Die Marke ist nämlich deutlich mehr als „nur“ Firmenname und/oder -logo. Die Marke beschreibt, wofür das Unternehmen konkret steht. Nun wird der ein oder andere denken: „Das ist doch für uns völlig klar! Wir sind der regionale Versorger, der serviceorientiert und kundenfreundlich die Bürger unserer Region mit Energie versorgt.“ Ja. Aber was heißt das genau? Bedeutet regional, dass Ihr Firmensitz in der gleichen Stadt ist, wie der Wohnsitz Ihrer Kunden? Und was hat der Kunde dann davon? Und was genau bedeutet „kundenorientiert“? Orientieren Sie wirklich alle Prozesse an Ihren Kunden? Und wieder: Was genau hat der Kunde davon? Machen Sie folgenden Test bei sich im Unternehmen: Nehmen Sie sich eine Eigenschaft, von der Sie der Meinung sind, dass Ihre Marke ganz besonders dafür steht. Fragen Sie nun eine Kollegin oder einen Kollegen aus den Bereichen Service, Marketing und Vertrieb (eine Steigerung wäre es, noch den Einkauf und die Buchhaltung hinzuzunehmen), ob sie/er ebenfalls findet, dass die Marke vor allem für diese Eigenschaft steht und was genau diese Eigenschaft bedeutet. Wenn Sie davon ausgehen, dass Sie von allen die gleiche Antwort bekommen, habe Sie Ihr persönliches Ende dieses Beitrags erreicht.

Sie glauben also, unterschiedliche Antworten zu erhalten. Das wird bedeuten, dass auch die Maßnahmen, die die befragten Personen im Sinne der Kunden planen und umsetzen, unterschiedlich ausgestaltet sein werden. Jeder wird so planen, wie er es für die Marke am Besten hält. Da aber jeder ein unterschiedliches Bild der Marke im Kopf hat, bekommt auch der Kunde ganz unterschiedliche Botschaften über diese Marke. Das erzeugt Störgefühle (sogenannte kognitive Dissonanzen). Haben Sie jedoch die Marke vollständig klar und ohne großen Interpretationsspielraum definiert, so wird sie nicht nur für den Kunden leichter verständlich, sondern auch für Ihr Unternehmen zum Orientierungspunkt.
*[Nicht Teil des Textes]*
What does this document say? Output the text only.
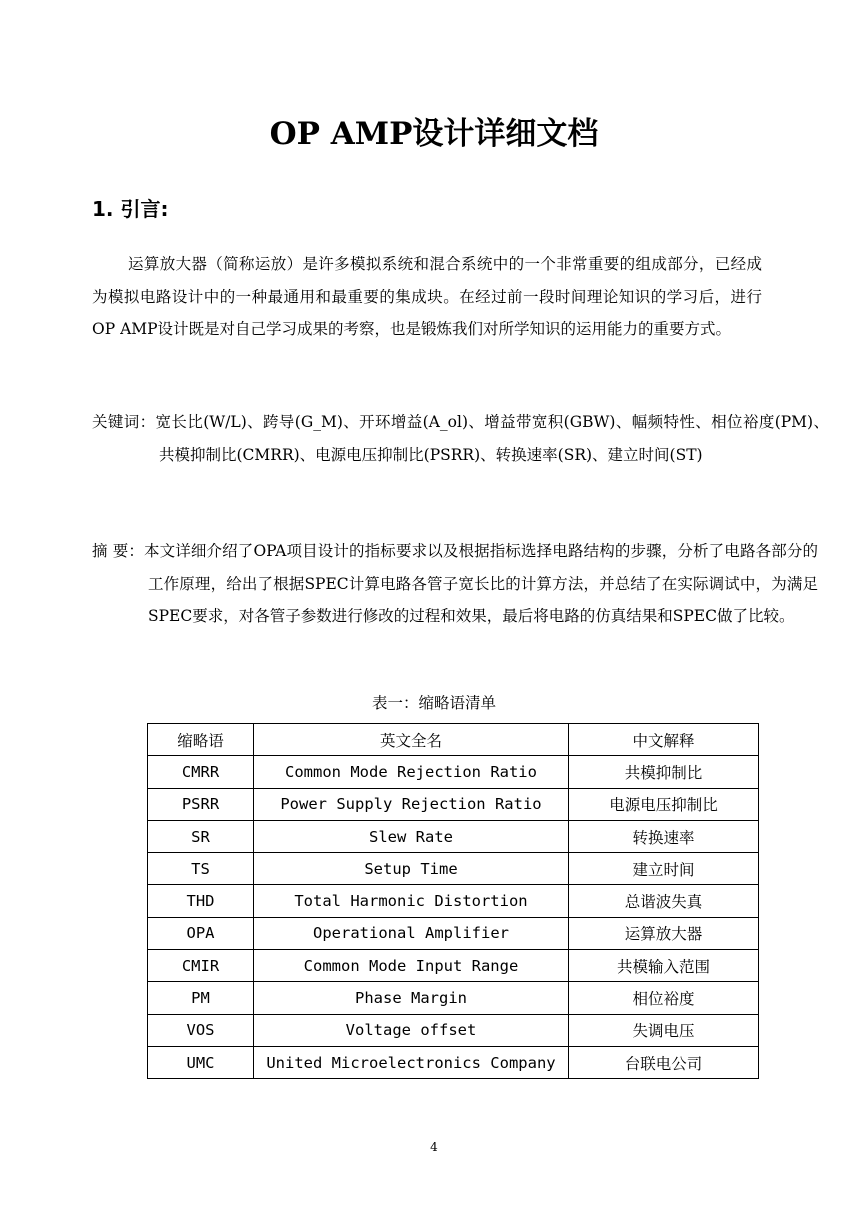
OP AMP设计详细文档
1. 引言:

运算放大器（简称运放）是许多模拟系统和混合系统中的一个非常重要的组成部分，已经成为模拟电路设计中的一种最通用和最重要的集成块。在经过前一段时间理论知识的学习后，进行OP AMP设计既是对自己学习成果的考察，也是锻炼我们对所学知识的运用能力的重要方式。

关键词：宽长比(W/L)、跨导(G_M)、开环增益(A_ol)、增益带宽积(GBW)、幅频特性、相位裕度(PM)、共模抑制比(CMRR)、电源电压抑制比(PSRR)、转换速率(SR)、建立时间(ST)

摘 要：本文详细介绍了OPA项目设计的指标要求以及根据指标选择电路结构的步骤，分析了电路各部分的工作原理，给出了根据SPEC计算电路各管子宽长比的计算方法，并总结了在实际调试中，为满足SPEC要求，对各管子参数进行修改的过程和效果，最后将电路的仿真结果和SPEC做了比较。

表一：缩略语清单
缩略语	英文全名	中文解释
CMRR	Common Mode Rejection Ratio	共模抑制比
PSRR	Power Supply Rejection Ratio	电源电压抑制比
SR	Slew Rate	转换速率
TS	Setup Time	建立时间
THD	Total Harmonic Distortion	总谐波失真
OPA	Operational Amplifier	运算放大器
CMIR	Common Mode Input Range	共模输入范围
PM	Phase Margin	相位裕度
VOS	Voltage offset	失调电压
UMC	United Microelectronics Company	台联电公司
4
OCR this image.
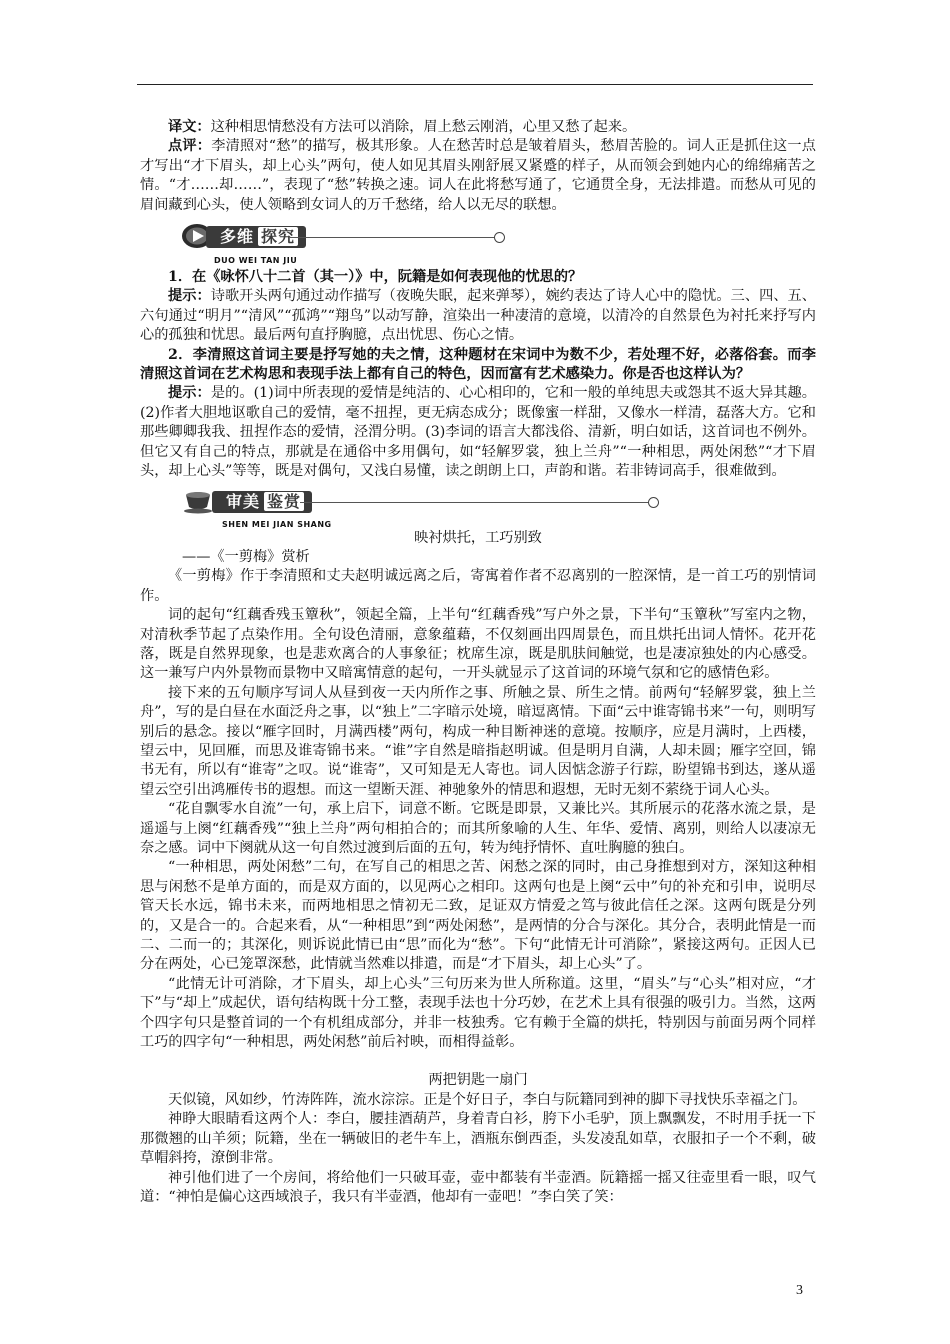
译文：这种相思情愁没有方法可以消除，眉上愁云刚消，心里又愁了起来。

点评：李清照对“愁”的描写，极其形象。人在愁苦时总是皱着眉头，愁眉苦脸的。词人正是抓住这一点才写出“才下眉头，却上心头”两句，使人如见其眉头刚舒展又紧蹙的样子，从而领会到她内心的绵绵痛苦之情。“才……却……”，表现了“愁”转换之速。词人在此将愁写通了，它通贯全身，无法排遣。而愁从可见的眉间藏到心头，使人领略到女词人的万千愁绪，给人以无尽的联想。

多维 探究
DUO WEI TAN JIU

1．在《咏怀八十二首（其一）》中，阮籍是如何表现他的忧思的？

提示：诗歌开头两句通过动作描写（夜晚失眠，起来弹琴），婉约表达了诗人心中的隐忧。三、四、五、六句通过“明月”“清风”“孤鸿”“翔鸟”以动写静，渲染出一种凄清的意境，以清冷的自然景色为衬托来抒写内心的孤独和忧思。最后两句直抒胸臆，点出忧思、伤心之情。

2．李清照这首词主要是抒写她的夫之情，这种题材在宋词中为数不少，若处理不好，必落俗套。而李清照这首词在艺术构思和表现手法上都有自己的特色，因而富有艺术感染力。你是否也这样认为？

提示：是的。(1)词中所表现的爱情是纯洁的、心心相印的，它和一般的单纯思夫或怨其不返大异其趣。(2)作者大胆地讴歌自己的爱情，毫不扭捏，更无病态成分；既像蜜一样甜，又像水一样清，磊落大方。它和那些卿卿我我、扭捏作态的爱情，泾渭分明。(3)李词的语言大都浅俗、清新，明白如话，这首词也不例外。但它又有自己的特点，那就是在通俗中多用偶句，如“轻解罗裳，独上兰舟”“一种相思，两处闲愁”“才下眉头，却上心头”等等，既是对偶句，又浅白易懂，读之朗朗上口，声韵和谐。若非铸词高手，很难做到。

审美 鉴赏
SHEN MEI JIAN SHANG

映衬烘托，工巧别致

——《一剪梅》赏析

《一剪梅》作于李清照和丈夫赵明诚远离之后，寄寓着作者不忍离别的一腔深情，是一首工巧的别情词作。

词的起句“红藕香残玉簟秋”，领起全篇，上半句“红藕香残”写户外之景，下半句“玉簟秋”写室内之物，对清秋季节起了点染作用。全句设色清丽，意象蕴藉，不仅刻画出四周景色，而且烘托出词人情怀。花开花落，既是自然界现象，也是悲欢离合的人事象征；枕席生凉，既是肌肤间触觉，也是凄凉独处的内心感受。这一兼写户内外景物而景物中又暗寓情意的起句，一开头就显示了这首词的环境气氛和它的感情色彩。

接下来的五句顺序写词人从昼到夜一天内所作之事、所触之景、所生之情。前两句“轻解罗裳，独上兰舟”，写的是白昼在水面泛舟之事，以“独上”二字暗示处境，暗逗离情。下面“云中谁寄锦书来”一句，则明写别后的悬念。接以“雁字回时，月满西楼”两句，构成一种目断神迷的意境。按顺序，应是月满时，上西楼，望云中，见回雁，而思及谁寄锦书来。“谁”字自然是暗指赵明诚。但是明月自满，人却未圆；雁字空回，锦书无有，所以有“谁寄”之叹。说“谁寄”，又可知是无人寄也。词人因惦念游子行踪，盼望锦书到达，遂从遥望云空引出鸿雁传书的遐想。而这一望断天涯、神驰象外的情思和遐想，无时无刻不萦绕于词人心头。

“花自飘零水自流”一句，承上启下，词意不断。它既是即景，又兼比兴。其所展示的花落水流之景，是遥遥与上阕“红藕香残”“独上兰舟”两句相拍合的；而其所象喻的人生、年华、爱情、离别，则给人以凄凉无奈之感。词中下阕就从这一句自然过渡到后面的五句，转为纯抒情怀、直吐胸臆的独白。

“一种相思，两处闲愁”二句，在写自己的相思之苦、闲愁之深的同时，由己身推想到对方，深知这种相思与闲愁不是单方面的，而是双方面的，以见两心之相印。这两句也是上阕“云中”句的补充和引申，说明尽管天长水远，锦书未来，而两地相思之情初无二致，足证双方情爱之笃与彼此信任之深。这两句既是分列的，又是合一的。合起来看，从“一种相思”到“两处闲愁”，是两情的分合与深化。其分合，表明此情是一而二、二而一的；其深化，则诉说此情已由“思”而化为“愁”。下句“此情无计可消除”，紧接这两句。正因人已分在两处，心已笼罩深愁，此情就当然难以排遣，而是“才下眉头，却上心头”了。

“此情无计可消除，才下眉头，却上心头”三句历来为世人所称道。这里，“眉头”与“心头”相对应，“才下”与“却上”成起伏，语句结构既十分工整，表现手法也十分巧妙，在艺术上具有很强的吸引力。当然，这两个四字句只是整首词的一个有机组成部分，并非一枝独秀。它有赖于全篇的烘托，特别因与前面另两个同样工巧的四字句“一种相思，两处闲愁”前后衬映，而相得益彰。

两把钥匙一扇门

天似镜，风如纱，竹涛阵阵，流水淙淙。正是个好日子，李白与阮籍同到神的脚下寻找快乐幸福之门。

神睁大眼睛看这两个人：李白，腰挂酒葫芦，身着青白衫，胯下小毛驴，顶上飘飘发，不时用手抚一下那微翘的山羊须；阮籍，坐在一辆破旧的老牛车上，酒瓶东倒西歪，头发凌乱如草，衣服扣子一个不剩，破草帽斜挎，潦倒非常。

神引他们进了一个房间，将给他们一只破耳壶，壶中都装有半壶酒。阮籍摇一摇又往壶里看一眼，叹气道：“神怕是偏心这西域浪子，我只有半壶酒，他却有一壶吧！”李白笑了笑：

3
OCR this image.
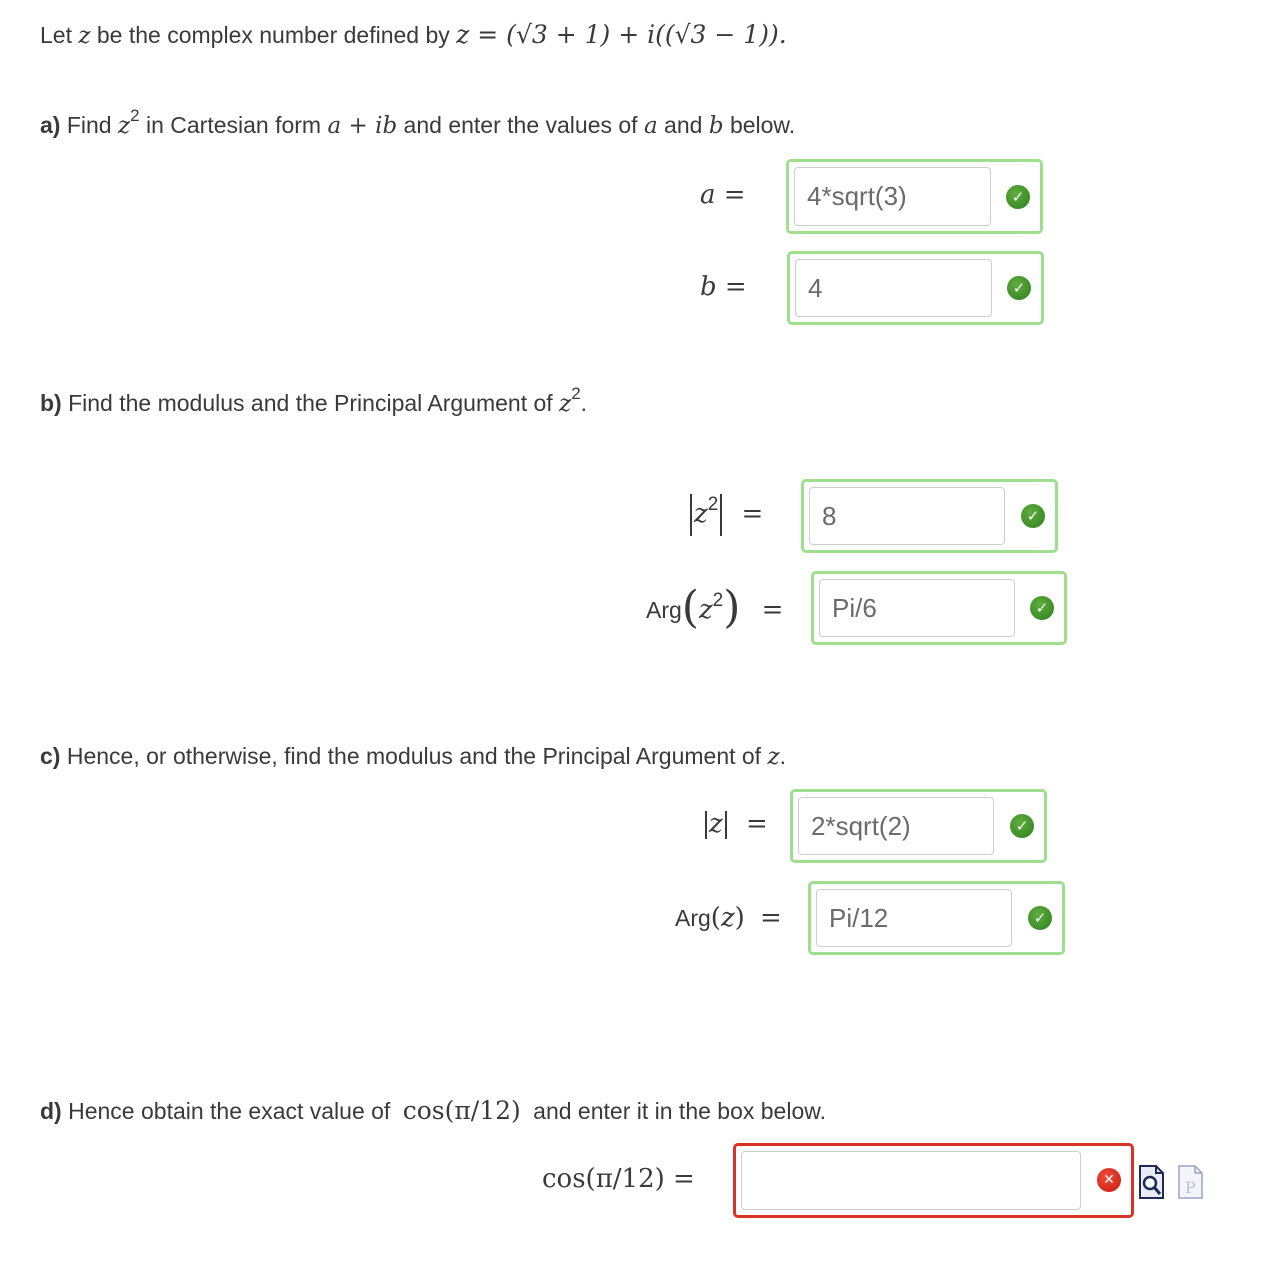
Let z be the complex number defined by z = (√3 + 1) + i((√3 − 1)).
a) Find $z^2$ in Cartesian form a + ib and enter the values of a and b below.
a =	4*sqrt(3)	✓
b =	4	✓
b) Find the modulus and the Principal Argument of $z^2$.
$z^2$ =	8	✓
$Arg(z^2)$ =	Pi/6	✓
c) Hence, or otherwise, find the modulus and the Principal Argument of z.
z =	2*sqrt(2)	✓
Arg(z) =	Pi/12	✓
d) Hence obtain the exact value of cos(π/12) and enter it in the box below.
cos(π/12) =	✕	P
Aber Vorsicht: Ihre Marke kann nicht alles sein! Häufig werden beim Konzipieren des Markenbildes zu viele Eigenschaften der Marke angelastet. Dadurch wird diese nicht nur für den Kunden verwässert, sondern verliert auch Ihre Orientierungskraft für das eigene Unternehmen. Wie bei allem müssen Sie priorisieren. Maximal 4 bis 5 Kerneigenschaften haben sich in der Praxis als handhab- und kommunizierbar erwiesen. Dabei sollten Sie nur die Eigenschaften in den Vordergrund stellen, die für den Kunden auch wirklich relevant sind, ihm einen Nutzen bieten. Damit wird klar: Marke ist nicht nur ein Spiel mit Worten und bunten Bildchen, sondern hat größte strategische Relevanz für den Markterfolg Ihres Unternehmens.